ここちゃんを椅子に座らせ、再び向きなおす。
「お父さんの兄弟や、お母さん兄弟はいる?」
ちょっと黙ってからここちゃんが話し出す。
「おにぃちゃんが言ってたけど、いないって言ってた…
だから、新しい家にも行けないし、ここにも住めないって…グスグス
せんせい、どーしたらいい?」
そっか、親戚がいないから家の契約も切られ、新しい家の契約も出来ないと…
「もう家から出なくちゃって?」
「うん、1週間後にはでなくちゃって。
 えーーーん。」
んーー、どうしよう。
家が見つかるまで私の家にいてもいいけど…
や、待てよ。
お兄さんがいるんだった…
ここちゃんだけならまだしも見たこともないお兄さんも家に住まわせるのは教師としてどうなのだろうか…
私は、頭をフル回転させて考える。
不安そうな顔で泣き続けるここちゃんを見ていたら口が勝手に開いてた。
「よし、先生の家においで?
 お兄さんも一緒に。」
一気に明るくなった顔。
ここちゃんは私に抱きついてきてありがとうと言った。

これから、どんなことが起きるかも知らないで…

ここちゃんと話したその晩、私はここちゃんが今住んでる家に向かった。
ーピンポーン
はーいという男の声がしてドアが開く。
そこにはものすごいイケメンな男の人が…
「こんばんわ、吉岡さんの担任の間宮さくらです。
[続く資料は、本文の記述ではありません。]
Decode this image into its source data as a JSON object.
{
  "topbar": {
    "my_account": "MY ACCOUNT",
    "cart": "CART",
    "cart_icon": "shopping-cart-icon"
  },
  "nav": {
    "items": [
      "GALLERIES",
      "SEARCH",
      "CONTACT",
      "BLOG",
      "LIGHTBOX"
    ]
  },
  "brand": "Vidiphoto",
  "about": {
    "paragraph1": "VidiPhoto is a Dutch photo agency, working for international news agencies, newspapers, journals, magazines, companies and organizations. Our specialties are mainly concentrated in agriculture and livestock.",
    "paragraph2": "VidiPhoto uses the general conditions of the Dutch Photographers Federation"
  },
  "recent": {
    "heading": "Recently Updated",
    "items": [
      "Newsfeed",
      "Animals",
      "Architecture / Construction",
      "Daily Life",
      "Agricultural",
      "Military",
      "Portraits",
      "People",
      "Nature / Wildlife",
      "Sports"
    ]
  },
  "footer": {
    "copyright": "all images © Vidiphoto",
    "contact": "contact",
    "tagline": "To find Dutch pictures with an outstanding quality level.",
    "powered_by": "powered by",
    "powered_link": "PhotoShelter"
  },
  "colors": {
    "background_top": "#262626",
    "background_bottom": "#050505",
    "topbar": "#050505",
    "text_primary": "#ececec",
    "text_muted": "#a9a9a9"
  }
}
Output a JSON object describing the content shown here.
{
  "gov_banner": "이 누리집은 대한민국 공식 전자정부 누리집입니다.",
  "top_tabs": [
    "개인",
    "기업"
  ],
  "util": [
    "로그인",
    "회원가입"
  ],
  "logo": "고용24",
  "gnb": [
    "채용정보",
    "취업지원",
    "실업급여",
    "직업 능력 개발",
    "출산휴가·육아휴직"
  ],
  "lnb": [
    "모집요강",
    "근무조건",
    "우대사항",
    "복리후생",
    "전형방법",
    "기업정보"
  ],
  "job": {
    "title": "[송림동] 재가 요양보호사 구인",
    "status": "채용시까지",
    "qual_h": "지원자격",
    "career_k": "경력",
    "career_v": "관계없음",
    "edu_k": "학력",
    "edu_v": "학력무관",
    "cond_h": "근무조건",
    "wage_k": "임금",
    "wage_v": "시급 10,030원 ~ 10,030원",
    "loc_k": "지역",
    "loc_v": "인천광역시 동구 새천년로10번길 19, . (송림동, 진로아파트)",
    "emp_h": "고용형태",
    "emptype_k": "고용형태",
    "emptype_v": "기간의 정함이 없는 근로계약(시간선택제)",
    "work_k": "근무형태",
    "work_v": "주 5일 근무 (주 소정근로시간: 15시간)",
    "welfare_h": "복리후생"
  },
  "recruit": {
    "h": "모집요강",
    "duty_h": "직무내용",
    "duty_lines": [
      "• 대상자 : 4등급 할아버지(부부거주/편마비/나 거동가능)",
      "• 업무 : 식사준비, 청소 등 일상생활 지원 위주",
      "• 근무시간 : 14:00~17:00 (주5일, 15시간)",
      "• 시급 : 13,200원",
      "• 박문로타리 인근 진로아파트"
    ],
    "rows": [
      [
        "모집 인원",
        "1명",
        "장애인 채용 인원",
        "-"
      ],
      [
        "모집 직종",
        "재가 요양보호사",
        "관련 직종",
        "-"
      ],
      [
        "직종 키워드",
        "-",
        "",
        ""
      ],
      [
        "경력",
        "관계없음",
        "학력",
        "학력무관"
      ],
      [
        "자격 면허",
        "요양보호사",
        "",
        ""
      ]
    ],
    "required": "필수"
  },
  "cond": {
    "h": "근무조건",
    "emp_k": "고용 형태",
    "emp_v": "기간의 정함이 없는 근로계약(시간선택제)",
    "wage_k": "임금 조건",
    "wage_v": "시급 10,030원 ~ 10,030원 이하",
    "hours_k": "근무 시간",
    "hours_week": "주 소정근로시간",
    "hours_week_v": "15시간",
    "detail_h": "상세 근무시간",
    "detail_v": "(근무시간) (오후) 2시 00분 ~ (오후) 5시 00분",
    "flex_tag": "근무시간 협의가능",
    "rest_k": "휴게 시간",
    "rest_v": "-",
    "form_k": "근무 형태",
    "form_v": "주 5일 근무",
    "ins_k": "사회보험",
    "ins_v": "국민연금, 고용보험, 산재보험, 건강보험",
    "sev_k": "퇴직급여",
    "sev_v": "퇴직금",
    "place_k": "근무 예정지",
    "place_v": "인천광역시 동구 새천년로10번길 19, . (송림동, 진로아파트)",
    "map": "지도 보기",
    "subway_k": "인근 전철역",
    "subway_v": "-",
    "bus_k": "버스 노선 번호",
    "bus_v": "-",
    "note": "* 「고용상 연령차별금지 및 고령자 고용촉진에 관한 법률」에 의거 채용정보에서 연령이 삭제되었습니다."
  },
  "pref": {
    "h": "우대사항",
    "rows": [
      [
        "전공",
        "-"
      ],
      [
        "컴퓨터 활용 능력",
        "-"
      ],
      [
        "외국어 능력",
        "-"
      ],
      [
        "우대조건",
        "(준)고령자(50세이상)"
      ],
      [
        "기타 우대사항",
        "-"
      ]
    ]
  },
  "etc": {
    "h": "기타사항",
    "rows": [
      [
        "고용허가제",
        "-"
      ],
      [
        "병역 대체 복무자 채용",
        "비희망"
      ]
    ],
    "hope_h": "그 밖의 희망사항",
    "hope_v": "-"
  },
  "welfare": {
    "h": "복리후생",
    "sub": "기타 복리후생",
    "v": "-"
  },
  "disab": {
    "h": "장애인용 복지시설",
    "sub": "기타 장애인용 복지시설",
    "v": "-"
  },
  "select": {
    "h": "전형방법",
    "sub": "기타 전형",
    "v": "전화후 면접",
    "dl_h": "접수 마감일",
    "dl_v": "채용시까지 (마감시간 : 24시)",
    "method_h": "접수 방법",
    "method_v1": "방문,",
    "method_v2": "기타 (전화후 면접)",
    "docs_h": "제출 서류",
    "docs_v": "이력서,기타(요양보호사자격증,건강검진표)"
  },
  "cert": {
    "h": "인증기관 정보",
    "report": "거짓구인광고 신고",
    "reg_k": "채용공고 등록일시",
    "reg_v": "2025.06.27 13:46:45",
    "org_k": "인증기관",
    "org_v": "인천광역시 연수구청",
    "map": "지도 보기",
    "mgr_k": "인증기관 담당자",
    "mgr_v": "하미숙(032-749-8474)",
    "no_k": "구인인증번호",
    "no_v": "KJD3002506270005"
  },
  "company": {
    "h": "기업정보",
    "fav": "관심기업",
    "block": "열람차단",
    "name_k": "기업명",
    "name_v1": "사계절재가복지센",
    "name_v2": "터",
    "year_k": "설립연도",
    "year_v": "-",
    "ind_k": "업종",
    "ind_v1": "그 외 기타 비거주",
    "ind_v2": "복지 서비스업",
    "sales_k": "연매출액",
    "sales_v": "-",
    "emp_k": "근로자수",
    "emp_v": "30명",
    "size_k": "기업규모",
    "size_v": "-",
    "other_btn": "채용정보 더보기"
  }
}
今少しお話しできますか?」
すこし間をおいて。
「はじめまして、ここの兄の吉岡はるです。
 中にどうぞ」
家の中に招かれて入る。
靴を脱ごうとしたとき、こけそうになる私の手を引きはるくんは、
「狭いんで、気をつけて下さい。」
って微笑むものだから、私は頬を赤く染めてしまった。
それを見つからないように俯き呼吸を整える。
「ここにどうぞ座って下さい。
 今飲み物持ってきますんで。
 ここー、ちょっとこい!」
しっかりした子だな。
身長高いけどいくつだろう?
いろいろな疑問を浮かべていると。
「せんせーい、こんばんわ。」
ここちゃんがよってきた。
「こんばんわ、お兄さんにお話ししに来たんだよ?」
明るい顔になったここちゃん。
ほんとに可愛いな(笑)
「どうぞ、
 ここから話しは聞きました。
 今お金は全然ありません。
 もちろん俺がバイトして稼ぐつもりです
 が。
 それを踏まえての了承でしょうか?」
「私も必要最低限のお金しかだしてあげられないでしょうが…
よかったら、家にきてください。
ここちゃんの担任としてお役にたちたいですし。
これからのことを一緒に考えていきましょう。」
ありがとうございますと一言を言うと、土下座しようとするはるくんを止める。
「そんなことしなくていいです。こんなことしか出来なくて申し訳ないぐらい…」 姿勢を整えてはるくんが目を合わせる。
「本当にありがとうございます。」
そこから必要最低限の荷物を家へと運び。
私の家には新たな家族が二人も増えた。